Apache Cassandra is open-source, distributed database system. It is NoSQL system and it saves wide columns. It serves for the processing of great volume of data throughout commodity servers. It offers high availability with the absence of failure through one point. Cassandra offers robust support of clusters throughout different data centres with asynchronous replication without the control computer. It allows the low latency of operations for all the clients.
Every node in cluster has the same role. There are no points of failure. Data are distributed throughout cluster, so each node contains different data but there isn’t any control node, because each of the nodes can serve random request.

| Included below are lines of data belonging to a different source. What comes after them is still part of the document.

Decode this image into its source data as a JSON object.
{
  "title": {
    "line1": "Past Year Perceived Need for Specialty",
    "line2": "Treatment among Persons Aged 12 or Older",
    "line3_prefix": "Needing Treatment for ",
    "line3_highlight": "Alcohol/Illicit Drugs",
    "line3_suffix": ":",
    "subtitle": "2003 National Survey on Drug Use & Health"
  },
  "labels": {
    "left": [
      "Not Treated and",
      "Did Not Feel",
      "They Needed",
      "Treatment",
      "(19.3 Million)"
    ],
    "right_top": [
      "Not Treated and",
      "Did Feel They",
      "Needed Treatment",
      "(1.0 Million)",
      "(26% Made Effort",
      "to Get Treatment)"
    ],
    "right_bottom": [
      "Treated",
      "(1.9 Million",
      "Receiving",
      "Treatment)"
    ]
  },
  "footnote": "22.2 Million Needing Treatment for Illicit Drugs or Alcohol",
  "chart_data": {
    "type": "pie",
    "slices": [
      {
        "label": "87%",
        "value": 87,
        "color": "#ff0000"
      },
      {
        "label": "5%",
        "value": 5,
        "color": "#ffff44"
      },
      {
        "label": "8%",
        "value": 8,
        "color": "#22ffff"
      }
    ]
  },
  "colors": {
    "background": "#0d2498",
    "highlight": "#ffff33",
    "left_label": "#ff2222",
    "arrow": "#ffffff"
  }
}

Replications strategies are possible to configurate. Cassandra is designed to be distributed through the system for deployment of great amounts of nodes throughout different data centres. The key features of the Cassandra distributed architecture are that it is specifically designed for the usage of a large numbers of data centres, overflow and recovery in case of failure.
Cassandra is designed to be possible to spread reading and writing linearly as are the new machines added. The goal is the zero downtime and interruption absence of the application run.

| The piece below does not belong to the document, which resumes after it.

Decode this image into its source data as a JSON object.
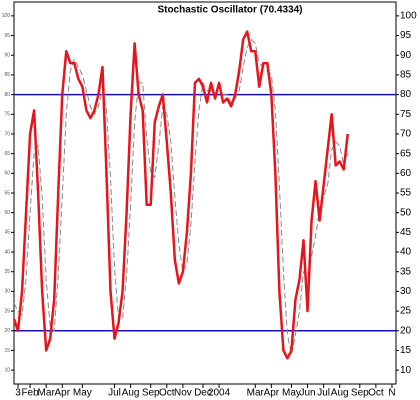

Data are replicated to more nodes automatically. Error nodes are possible to be replaced without application interruption.
Cassandra belongs among AP systems, which means that the availability and tolerance partition is considered to be more important than consistency. The writing and reading offer adjustable level of consistency, wherever on a scale from “writing never fails” to the “block all replicas, to be available for reading”.
Cassandra has integration Hadoop with the support of MapReduce. It also supports Apache Pig and Apache Hive.
Cassandra has its own Cassandra Query Language or CQL. CQL is simple interface for access to Cassandra. It adds abstraction level and hides details of structure implementation.